Dönüm noktası ise 1 Kasım 1928 Harf Devrimi oldu. Osmanlıca yazılı belgeler, bir gecede “önemsiz” sayıldı.
Ama en vahim, en affedilmez olanı, bir Bulgar uzmanın tavsiyesiyle yapıldı. “Fersude” yani “eski, değersiz” damgası vurulan 120 balya ve 500 sandık belge, Bulgaristan’a, Vatikan’a ve Almanya’ya satıldı. Ayıklamayı yapan kişi yine bir Bulgar araştırmacıydı.
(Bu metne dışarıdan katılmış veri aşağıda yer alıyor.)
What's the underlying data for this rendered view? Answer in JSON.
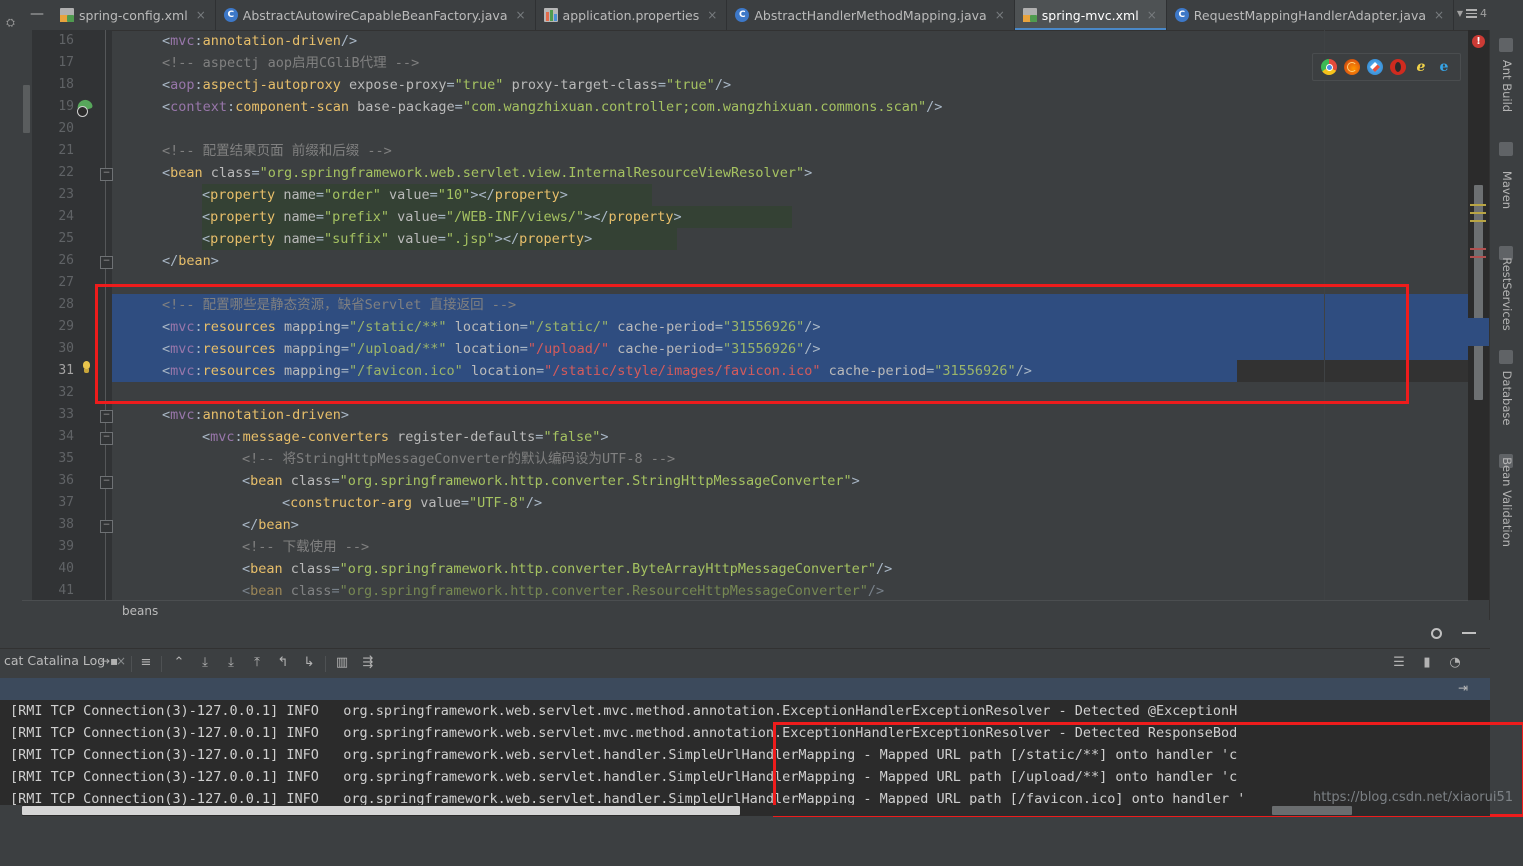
{
  "window": {
    "minimize_label": "—",
    "tab_overflow_count": "4"
  },
  "tabs": [
    {
      "label": "spring-config.xml",
      "icon": "xml-file-icon",
      "active": false,
      "close": "×"
    },
    {
      "label": "AbstractAutowireCapableBeanFactory.java",
      "icon": "java-class-icon",
      "active": false,
      "close": "×"
    },
    {
      "label": "application.properties",
      "icon": "properties-file-icon",
      "active": false,
      "close": "×"
    },
    {
      "label": "AbstractHandlerMethodMapping.java",
      "icon": "java-class-icon",
      "active": false,
      "close": "×"
    },
    {
      "label": "spring-mvc.xml",
      "icon": "xml-file-icon",
      "active": true,
      "close": "×"
    },
    {
      "label": "RequestMappingHandlerAdapter.java",
      "icon": "java-class-icon",
      "active": false,
      "close": "×"
    }
  ],
  "editor": {
    "breadcrumb": "beans",
    "first_line": 16,
    "current_line": 31,
    "line_numbers": [
      "16",
      "17",
      "18",
      "19",
      "20",
      "21",
      "22",
      "23",
      "24",
      "25",
      "26",
      "27",
      "28",
      "29",
      "30",
      "31",
      "32",
      "33",
      "34",
      "35",
      "36",
      "37",
      "38",
      "39",
      "40",
      "41"
    ],
    "lines": [
      {
        "n": "16",
        "text": "<mvc:annotation-driven/>"
      },
      {
        "n": "17",
        "text": "<!-- aspectj aop启用CGliB代理 -->"
      },
      {
        "n": "18",
        "text": "<aop:aspectj-autoproxy expose-proxy=\"true\" proxy-target-class=\"true\"/>"
      },
      {
        "n": "19",
        "text": "<context:component-scan base-package=\"com.wangzhixuan.controller;com.wangzhixuan.commons.scan\"/>"
      },
      {
        "n": "20",
        "text": ""
      },
      {
        "n": "21",
        "text": "<!-- 配置结果页面 前缀和后缀 -->"
      },
      {
        "n": "22",
        "text": "<bean class=\"org.springframework.web.servlet.view.InternalResourceViewResolver\">"
      },
      {
        "n": "23",
        "text": "<property name=\"order\" value=\"10\"></property>"
      },
      {
        "n": "24",
        "text": "<property name=\"prefix\" value=\"/WEB-INF/views/\"></property>"
      },
      {
        "n": "25",
        "text": "<property name=\"suffix\" value=\".jsp\"></property>"
      },
      {
        "n": "26",
        "text": "</bean>"
      },
      {
        "n": "27",
        "text": ""
      },
      {
        "n": "28",
        "text": "<!-- 配置哪些是静态资源，缺省Servlet 直接返回 -->"
      },
      {
        "n": "29",
        "text": "<mvc:resources mapping=\"/static/**\" location=\"/static/\" cache-period=\"31556926\"/>"
      },
      {
        "n": "30",
        "text": "<mvc:resources mapping=\"/upload/**\" location=\"/upload/\" cache-period=\"31556926\"/>"
      },
      {
        "n": "31",
        "text": "<mvc:resources mapping=\"/favicon.ico\" location=\"/static/style/images/favicon.ico\" cache-period=\"31556926\"/>"
      },
      {
        "n": "32",
        "text": ""
      },
      {
        "n": "33",
        "text": "<mvc:annotation-driven>"
      },
      {
        "n": "34",
        "text": "<mvc:message-converters register-defaults=\"false\">"
      },
      {
        "n": "35",
        "text": "<!-- 将StringHttpMessageConverter的默认编码设为UTF-8 -->"
      },
      {
        "n": "36",
        "text": "<bean class=\"org.springframework.http.converter.StringHttpMessageConverter\">"
      },
      {
        "n": "37",
        "text": "<constructor-arg value=\"UTF-8\"/>"
      },
      {
        "n": "38",
        "text": "</bean>"
      },
      {
        "n": "39",
        "text": "<!-- 下载使用 -->"
      },
      {
        "n": "40",
        "text": "<bean class=\"org.springframework.http.converter.ByteArrayHttpMessageConverter\"/>"
      },
      {
        "n": "41",
        "text": "<bean class=\"org.springframework.http.converter.ResourceHttpMessageConverter\"/>"
      }
    ],
    "browsers": [
      "chrome-icon",
      "firefox-icon",
      "safari-icon",
      "opera-icon",
      "internet-explorer-icon",
      "edge-icon"
    ],
    "error_badge": "!"
  },
  "right_rail": [
    {
      "label": "Ant Build",
      "icon": "ant-icon"
    },
    {
      "label": "Maven",
      "icon": "maven-icon"
    },
    {
      "label": "RestServices",
      "icon": "rest-services-icon"
    },
    {
      "label": "Database",
      "icon": "database-icon"
    },
    {
      "label": "Bean Validation",
      "icon": "bean-validation-icon"
    }
  ],
  "console": {
    "tab_label": "cat Catalina Log",
    "tab_pin": "→▪",
    "tab_close": "×",
    "toolbar_icons": [
      "menu-icon",
      "scroll-to-top-icon",
      "scroll-down-icon",
      "soft-wrap-icon",
      "scroll-up-icon",
      "previous-occurrence-icon",
      "next-occurrence-icon",
      "print-icon",
      "clear-all-icon"
    ],
    "right_icons": [
      "align-icon",
      "layout-icon",
      "gauge-icon"
    ],
    "gear_icon": "gear-icon",
    "minimize_icon": "minimize-icon",
    "lines": [
      "[RMI TCP Connection(3)-127.0.0.1] INFO   org.springframework.web.servlet.mvc.method.annotation.ExceptionHandlerExceptionResolver - Detected @ExceptionH",
      "[RMI TCP Connection(3)-127.0.0.1] INFO   org.springframework.web.servlet.mvc.method.annotation.ExceptionHandlerExceptionResolver - Detected ResponseBod",
      "[RMI TCP Connection(3)-127.0.0.1] INFO   org.springframework.web.servlet.handler.SimpleUrlHandlerMapping - Mapped URL path [/static/**] onto handler 'c",
      "[RMI TCP Connection(3)-127.0.0.1] INFO   org.springframework.web.servlet.handler.SimpleUrlHandlerMapping - Mapped URL path [/upload/**] onto handler 'c",
      "[RMI TCP Connection(3)-127.0.0.1] INFO   org.springframework.web.servlet.handler.SimpleUrlHandlerMapping - Mapped URL path [/favicon.ico] onto handler '"
    ]
  },
  "watermark": "https://blog.csdn.net/xiaorui51",
  "colors": {
    "editor_bg": "#2b2b2b",
    "panel_bg": "#3c3f41",
    "selection_blue": "#2f4d80",
    "highlight_olive": "#344134",
    "accent_red": "#ee1c1c",
    "tab_active_underline": "#4a88c7"
  }
}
O yıllarda gazeteci İsmail Hakkı Konyalı, bu kültürel cinayete bizzat şahit oldu. İstanbul Defterdarı Şefik Bey’e koştu, Vali Muavini Fazlı Güleç’e haber verdi; ancak engel olamadı.
Ardından sahneye bir Alman daha çıktı:
Türkiye’ye yerleşip vatandaş olan Osman Yaşar (König) ve ünlü kütüphaneci, “Ayaklı fihrist” İsmail Hoca. Harf Devrimi’ne öfkeli olan İsmail Hoca, Osman Yaşar’a kütüphanelerdeki yazmaları seçip çıkarmasında yardım etti. Böylece Leyla König’in ölümüne kadar sürecek büyük el yazması soygunu başladı.
Peki ya Bursa’nın hafızası?
Roman, tam bu noktada bize soruyor:
Atatürk’ün kurduğu İpekiş ve Merinos’un arşivleri nerede?
BTSO’nun arşivi araştırmacılara açık mı?
Hangi gazetenin arşivi gerçekten düzenli?
Bursa’nın yaşayan hafızaları bir bir gözlerimizin önünde yok oluyor; kayıt altına alınmadan, sessizce…
Kütüphaneci Ömer Kurmuş ölmeden önce, hançer koleksiyonunun çalındığını biliyor muydu?
Bilmiyorsak neden bilmiyoruz?
Biliyorsak neden susuyoruz?
Tıpkı kitapta söylendiği gibi:
“Yazmak, sadece hayal etmek değil; düzenlemek, kısaltmak, atmak, yeniden kurmaktır.”
Ama hafıza, bir kez kaybedildiğinde yeniden kurulmaz.
Almanya’da aylarca el yazmaları ve kaçakçılık üzerine araştırmalar yapan Güler Doğan Averbek’e teşekkür ederim.